Bitcoin mining is the process of recording transactions on the Bitcoin network. To do this, miners compete against each other to solve a difficult puzzle that resets every 10 minutes. Winning miners are awarded a predetermined amount of bitcoin for their success after each interval.
Miners provide a service.
Miners add batches of transactions to the blockchain, which is akin to making entries in an accounting ledger anyone can look at. These transactions have been verified by other network participants and sit in a holding depot of sorts called a memory pool (or “mempool”). From the mempool, miners take transactions and package them in blocks.
Mining is the process of adding those blocks to the chain. For this service, miners are paid a fee for each transaction and a set reward for creating the next block in the chain.
Read: How do miners make money?
Mining is a hashing race.
The technical details of bitcoin mining are extensive, but at its most basic elements, mining is a race to reveal encrypted data. The data hidden in the puzzle miners need to learn is a randomly generated string of numbers called a nonce.

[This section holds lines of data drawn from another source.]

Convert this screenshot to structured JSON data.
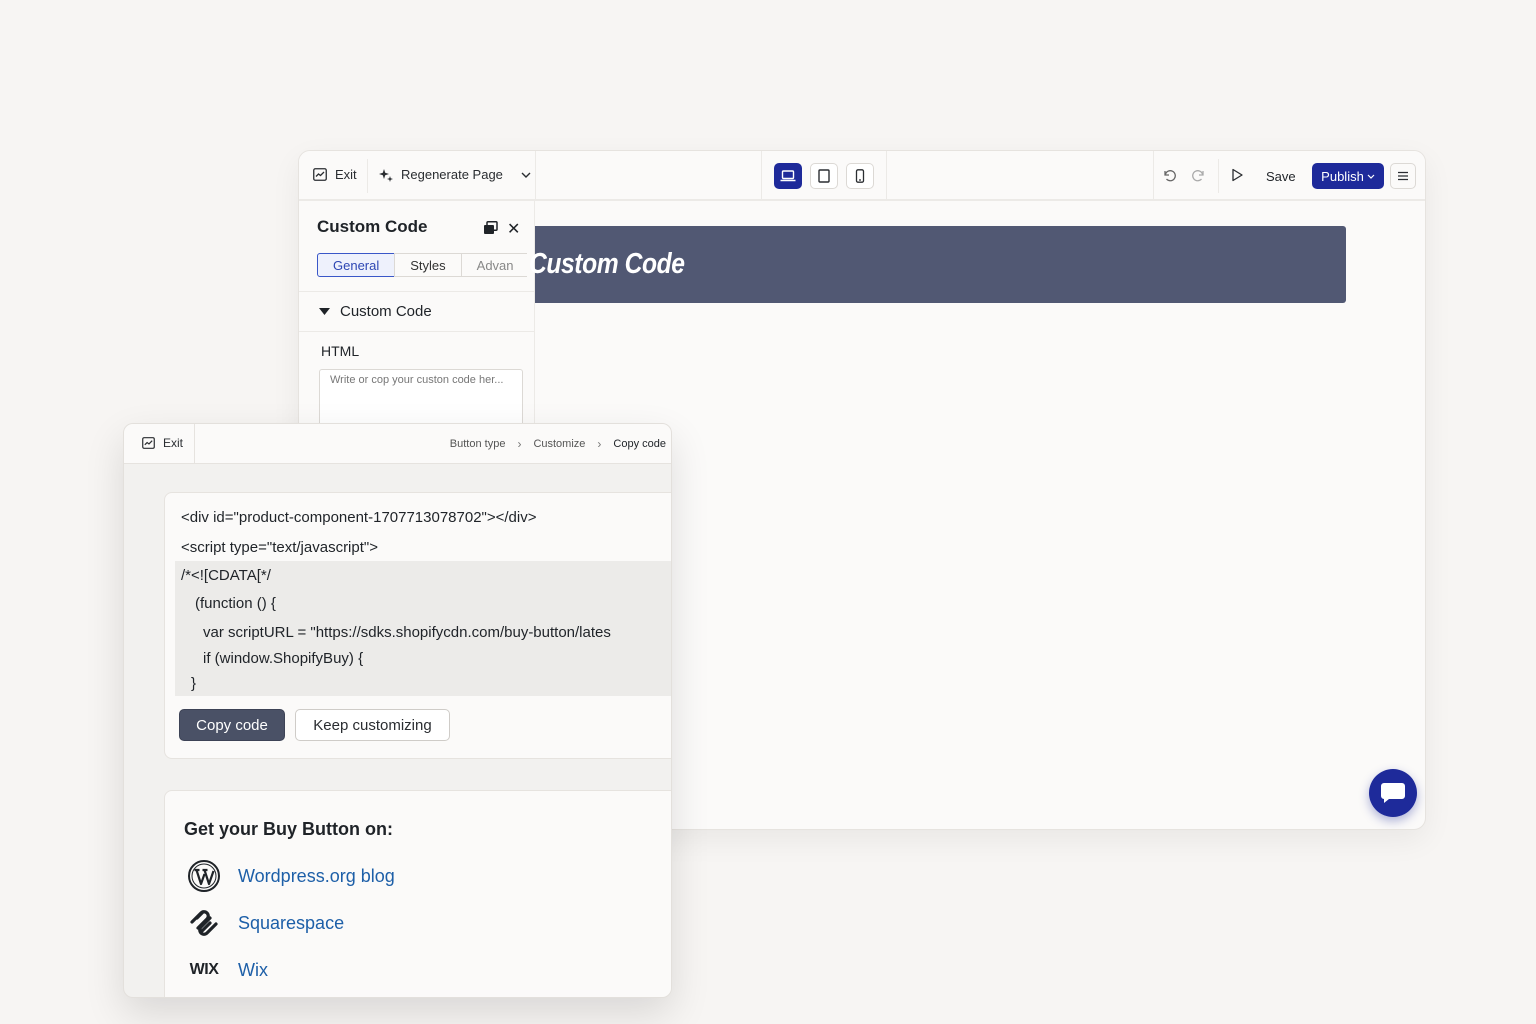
{
  "builder": {
    "exit_label": "Exit",
    "regenerate_label": "Regenerate Page",
    "save_label": "Save",
    "publish_label": "Publish",
    "panel": {
      "title": "Custom Code",
      "tabs": [
        "General",
        "Styles",
        "Advan"
      ],
      "section_label": "Custom Code",
      "html_label": "HTML",
      "textarea_placeholder": "Write or cop your custon code her..."
    },
    "banner_text": "Custom Code",
    "accent_color": "#1e2a9a"
  },
  "buy_button": {
    "exit_label": "Exit",
    "breadcrumb": [
      "Button type",
      "Customize",
      "Copy code"
    ],
    "code_lines": [
      "<div id=\"product-component-1707713078702\"></div>",
      "<script type=\"text/javascript\">",
      "/*<![CDATA[*/",
      "(function () {",
      "var scriptURL = \"https://sdks.shopifycdn.com/buy-button/lates",
      "if (window.ShopifyBuy) {",
      "}"
    ],
    "copy_button": "Copy code",
    "keep_button": "Keep customizing",
    "platforms_heading": "Get your Buy Button on:",
    "platforms": [
      {
        "name": "Wordpress.org blog",
        "icon": "wordpress-icon"
      },
      {
        "name": "Squarespace",
        "icon": "squarespace-icon"
      },
      {
        "name": "Wix",
        "icon": "wix-logo",
        "logo_text": "WIX"
      }
    ]
  }
}
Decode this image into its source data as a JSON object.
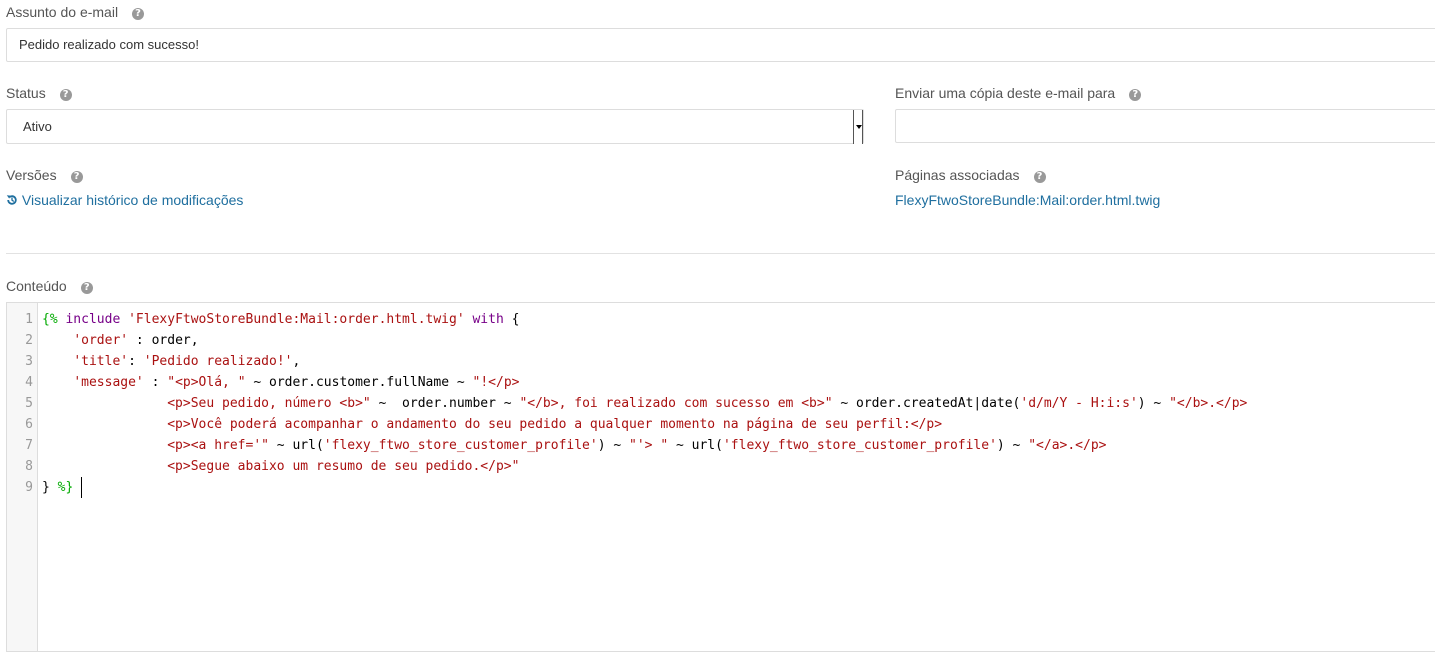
{
  "subject": {
    "label": "Assunto do e-mail",
    "value": "Pedido realizado com sucesso!"
  },
  "status": {
    "label": "Status",
    "selected": "Ativo"
  },
  "copy": {
    "label": "Enviar uma cópia deste e-mail para",
    "value": ""
  },
  "versions": {
    "label": "Versões",
    "link": "Visualizar histórico de modificações",
    "icon": "history-icon"
  },
  "pages": {
    "label": "Páginas associadas",
    "link": "FlexyFtwoStoreBundle:Mail:order.html.twig"
  },
  "content": {
    "label": "Conteúdo",
    "line_numbers": [
      "1",
      "2",
      "3",
      "4",
      "5",
      "6",
      "7",
      "8",
      "9"
    ],
    "lines": [
      [
        [
          "tw",
          "{%"
        ],
        [
          "",
          " "
        ],
        [
          "kw",
          "include"
        ],
        [
          "",
          " "
        ],
        [
          "st",
          "'FlexyFtwoStoreBundle:Mail:order.html.twig'"
        ],
        [
          "",
          " "
        ],
        [
          "kw",
          "with"
        ],
        [
          "",
          " {"
        ]
      ],
      [
        [
          "",
          "    "
        ],
        [
          "st",
          "'order'"
        ],
        [
          "",
          " : order,"
        ]
      ],
      [
        [
          "",
          "    "
        ],
        [
          "st",
          "'title'"
        ],
        [
          "",
          ": "
        ],
        [
          "st",
          "'Pedido realizado!'"
        ],
        [
          "",
          ","
        ]
      ],
      [
        [
          "",
          "    "
        ],
        [
          "st",
          "'message'"
        ],
        [
          "",
          " : "
        ],
        [
          "st",
          "\"<p>Olá, \""
        ],
        [
          "",
          " ~ order.customer.fullName ~ "
        ],
        [
          "st",
          "\"!</p>"
        ]
      ],
      [
        [
          "",
          "                "
        ],
        [
          "st",
          "<p>Seu pedido, número <b>\""
        ],
        [
          "",
          " ~  order.number ~ "
        ],
        [
          "st",
          "\"</b>, foi realizado com sucesso em <b>\""
        ],
        [
          "",
          " ~ order.createdAt|date("
        ],
        [
          "st",
          "'d/m/Y - H:i:s'"
        ],
        [
          "",
          ") ~ "
        ],
        [
          "st",
          "\"</b>.</p>"
        ]
      ],
      [
        [
          "",
          "                "
        ],
        [
          "st",
          "<p>Você poderá acompanhar o andamento do seu pedido a qualquer momento na página de seu perfil:</p>"
        ]
      ],
      [
        [
          "",
          "                "
        ],
        [
          "st",
          "<p><a href='\""
        ],
        [
          "",
          " ~ url("
        ],
        [
          "st",
          "'flexy_ftwo_store_customer_profile'"
        ],
        [
          "",
          ") ~ "
        ],
        [
          "st",
          "\"'> \""
        ],
        [
          "",
          " ~ url("
        ],
        [
          "st",
          "'flexy_ftwo_store_customer_profile'"
        ],
        [
          "",
          ") ~ "
        ],
        [
          "st",
          "\"</a>.</p>"
        ]
      ],
      [
        [
          "",
          "                "
        ],
        [
          "st",
          "<p>Segue abaixo um resumo de seu pedido.</p>\""
        ]
      ],
      [
        [
          "",
          "} "
        ],
        [
          "tw",
          "%}"
        ]
      ]
    ]
  }
}
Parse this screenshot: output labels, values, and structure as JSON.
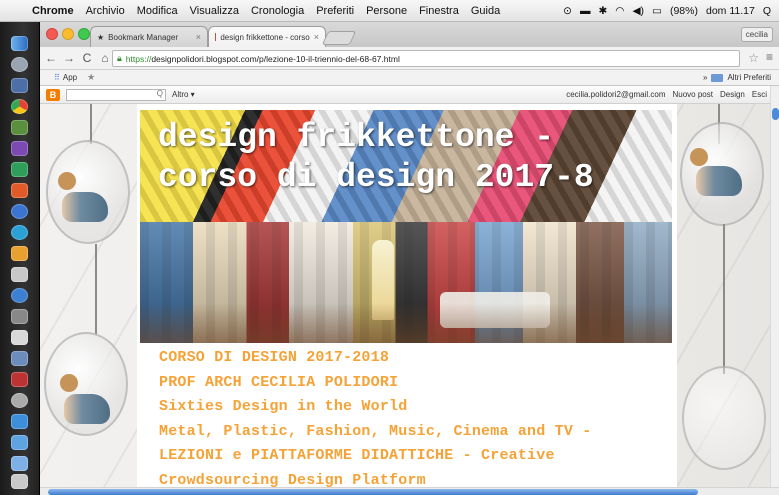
{
  "menubar": {
    "app": "Chrome",
    "items": [
      "Archivio",
      "Modifica",
      "Visualizza",
      "Cronologia",
      "Preferiti",
      "Persone",
      "Finestra",
      "Guida"
    ],
    "battery": "(98%)",
    "clock": "dom 11.17",
    "search_icon": "Q"
  },
  "tabs": [
    {
      "label": "Bookmark Manager",
      "active": false,
      "icon": "star-icon"
    },
    {
      "label": "design frikkettone - corso",
      "active": true,
      "icon": "blog-favicon"
    }
  ],
  "profile": "cecilia",
  "toolbar": {
    "url_scheme": "https://",
    "url_rest": "designpolidori.blogspot.com/p/lezione-10-il-triennio-del-68-67.html"
  },
  "bookmarks": {
    "apps": "App",
    "other": "Altri Preferiti"
  },
  "blogger_bar": {
    "altro": "Altro ▾",
    "email": "cecilia.polidori2@gmail.com",
    "new_post": "Nuovo post",
    "design": "Design",
    "logout": "Esci"
  },
  "blog": {
    "title_line1": "design frikkettone -",
    "title_line2": "corso di design 2017-8"
  },
  "post_lines": [
    "CORSO DI DESIGN 2017-2018",
    "PROF ARCH CECILIA POLIDORI",
    "Sixties Design in the World",
    "Metal, Plastic, Fashion, Music, Cinema and TV -",
    "LEZIONI  e  PIATTAFORME  DIDATTICHE  -  Creative",
    "Crowdsourcing Design Platform"
  ],
  "colors": {
    "post_text": "#f5a236",
    "url_secure": "#2e8b2e",
    "blogger": "#f57d00"
  }
}
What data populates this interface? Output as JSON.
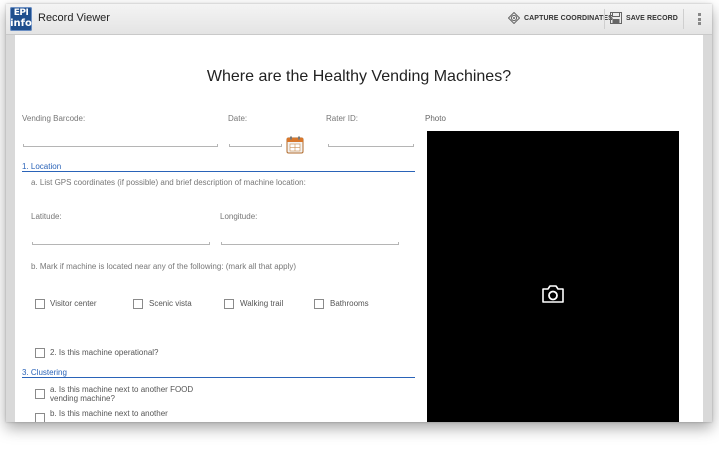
{
  "actionbar": {
    "title": "Record Viewer",
    "logo_line1": "EPI",
    "logo_line2": "info",
    "capture_label": "CAPTURE COORDINATES",
    "save_label": "SAVE RECORD"
  },
  "form": {
    "title": "Where are the Healthy Vending Machines?",
    "fields": {
      "vending_barcode": {
        "label": "Vending Barcode:",
        "value": ""
      },
      "date": {
        "label": "Date:",
        "value": ""
      },
      "rater_id": {
        "label": "Rater ID:",
        "value": ""
      },
      "photo": {
        "label": "Photo"
      },
      "latitude": {
        "label": "Latitude:",
        "value": ""
      },
      "longitude": {
        "label": "Longitude:",
        "value": ""
      }
    },
    "section1": {
      "heading": "1. Location",
      "question_a": "a. List GPS coordinates (if possible) and brief description of machine location:",
      "question_b": "b. Mark if machine is located near any of the following: (mark all that apply)",
      "options": [
        {
          "label": "Visitor center",
          "checked": false
        },
        {
          "label": "Scenic vista",
          "checked": false
        },
        {
          "label": "Walking trail",
          "checked": false
        },
        {
          "label": "Bathrooms",
          "checked": false
        }
      ]
    },
    "operational": {
      "label": "2. Is this machine operational?",
      "checked": false
    },
    "section3": {
      "heading": "3. Clustering",
      "items": [
        {
          "line1": "a. Is this machine next to another FOOD",
          "line2": "vending machine?",
          "checked": false
        },
        {
          "line1": "b. Is this machine next to another",
          "line2": "",
          "checked": false
        }
      ]
    }
  },
  "colors": {
    "section_accent": "#2a63b8",
    "actionbar_bg": "#ececec",
    "photo_bg": "#000000",
    "logo_bg": "#1f4f8e"
  },
  "icons": {
    "capture": "crosshair-target-icon",
    "save": "floppy-disk-icon",
    "overflow": "overflow-menu-icon",
    "calendar": "calendar-icon",
    "camera": "camera-icon"
  }
}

Each block’s nonce is encrypted as a hash, or an algorithmically generated string of letters and numbers that is impossible to decode. Mining is a game built around guessing what the unknown nonce is, and the rules are simple: be the first miner to guess correctly.
Because miners cannot simply “unlock” the hash to learn the nonce, they must generate random nonces of their own, hash them, and compare their hashes to the unknown nonce’s hash.
Finding a matching hash to a block’s public one means the miner has also generated an identical hash. When matching hashes are generated, the new block is added to the blockchain and the winning miner claims their reward. So, to earn bitcoins, miners make new guesses at the encrypted nonce over and over as fast as possible.
Bitcoin’s hashrate serves as an estimate of how much computational activity is spent on this game.